# Interesting: The Harvard Classics and Fiction Collection (71 Vols.)



## Broadus (Jan 14, 2009)

Just got the Logos Blog about the The Harvard Classics and Fiction Collection (71 Vols.) on Logos prepub for $99.95.

Seems like an interesting concept to have integrated with the Logos library. Any thoughts?

Bill


----------



## PresbyDane (Jan 14, 2009)

I got the info as well I just think it is easier to get the relevant books instead of a intire library of books I will never need.


----------



## Broadus (Jan 14, 2009)

Martin Marsh said:


> I got the info as well I just think it is easier to get the relevant books instead of a intire library of books I will never need.
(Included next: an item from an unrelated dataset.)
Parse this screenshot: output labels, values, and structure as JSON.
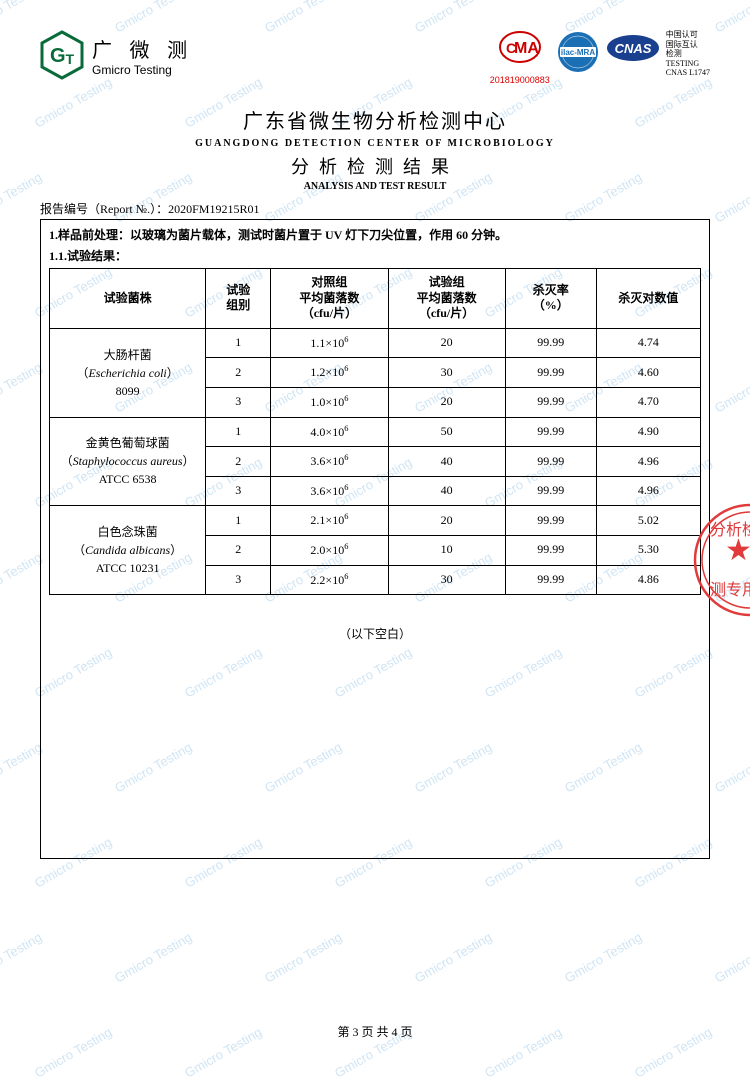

Do you mean get the "relevant books" to integrate with the Logos software? If you can do that, I suspect you'll go way over $100. You can, of course, download from places such as CCEL for free, but that wouldn't integrate in Logos. The question, it seems to me, is whether one finds it valuable to have such resources as part of Logos.

Bill


----------



## Hamalas (Jan 14, 2009)




----------



## Hippo (Jan 15, 2009)

This title has been languishing in pre-pub for so long with little interest I doubt that it will see the light of day.


----------



## philgons (Jan 15, 2009)

Hippo said:


> This title has been languishing in pre-pub for so long with little interest I doubt that it will see the light of day.



Actually, the interest has been very good. The problem is that we (I work for Logos) priced it way too low to get enough pre-orders to cover our costs. It may make it eventually, but it could take some time.


----------



## bookslover (Jan 16, 2009)

What I'd like to see someone do is come out with a disk of all 62 volumes of Spurgeon's sermons - as completely searchable PDF files.

I have the Ages Library disk, but all the sermons have been retyped, and there are typos, etc.


----------